Logo

38. Internationaler Kongress der Deutschen Ophthalmochirurgie (DOC)


18.-20.06.2026
Nürnberg

Meeting Abstract

Chorioretinale Veränderungen nach Ischämie im porcinen Modell

Niklas Junker - Universitätsklinikum Heidelberg, Augenklinik, Heidelberg
Philipp Uhl - Universität Heidelberg, Institut für Pharmazie und Molekulare Biotechnologie, Heidelberg
Victor Aristide Augustin - Universitätsklinikum Heidelberg, Augenklinik, Heidelberg
Gerd Uwe Auffarth - Universitätsklinikum Heidelberg, Augenklinik, Heidelberg
Maximilian Hammer - Universitätsklinikum Heidelberg, Augenklinik, Heidelberg

Text

Zielsetzung: Pathologien der retinalen Gefäße wie der zentrale retinale Arterienverschluss (CRAO) oder der retinale Arterienastverschluss (BRAO) können zu retinaler Ischämie führen und klinisch mit einem erheblichen Visusverlust einhergehen. Die Wirksamkeit und Sicherheit einer Lysetherapie in diesen Fällen hängen wesentlich von der Dauer der Ischämie ab. Da der Symptombeginn in vielen Fällen von den Patientinnen und Patienten nur ungenau erinnert wird, könnten objektive, mittels retinaler Bildgebungsverfahren erhobene Parameter zur Bestimmung der Ischämiedauer das therapeutische Vorgehen verbessern. Ziel dieser Studie war es, unter kontrollierten Bedingungen Daten zur retinalen Schwellung und Morphologie innerhalb des Lysezeitfensters von 4.5 Stunden nach Ischämie zu generieren.

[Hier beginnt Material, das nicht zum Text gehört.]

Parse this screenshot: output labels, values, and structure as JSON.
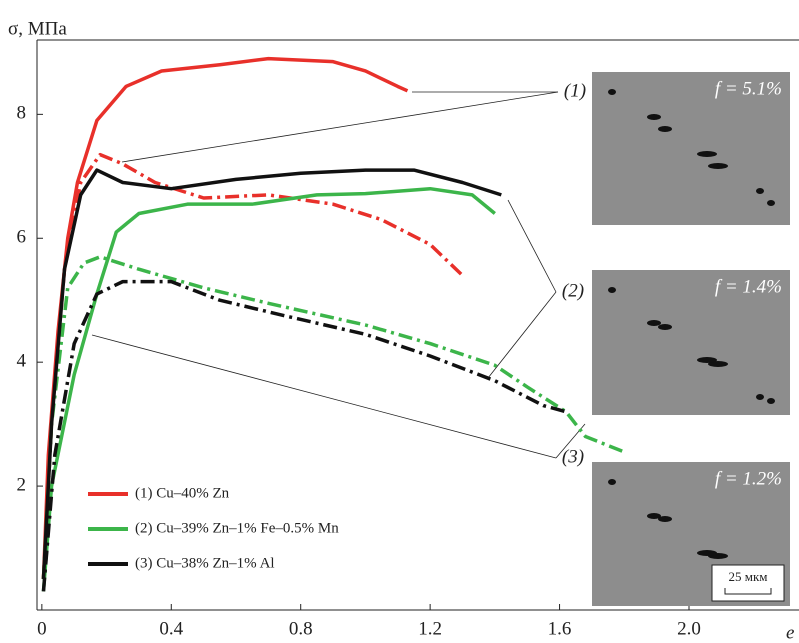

Methode: In diese in-vitro Studie wurden 10 unbehandelte linke Augen von 10 Landschweinen eingeschlossen. Die rechten Augen der Tiere waren zuvor Teil anderer Experimente. Um Ausgangswerte für retinale Dicke und Morphologie zu erheben, wurden bei den lebenden Tieren OCT-Untersuchungen der linken Augen durchgeführt. Nach der Euthanasie wurden die OCT-Scans bis zu 4,5 Stunden post-mortem im Abstand von 2 bis 30 Minuten wiederholt. Anschließend wurde die Dicke der gesamten Netzhaut (total retinal thickness, TRT), sowie die Dicke der einzelnen Schichten zu den verschiedenen Messzeitpunkten bestimmt. Sowohl die absolute Veränderung der Schwellung, als auch die relative Veränderung der Schichtdicken im Vergleich zum Ausgangswert wurden berechnet.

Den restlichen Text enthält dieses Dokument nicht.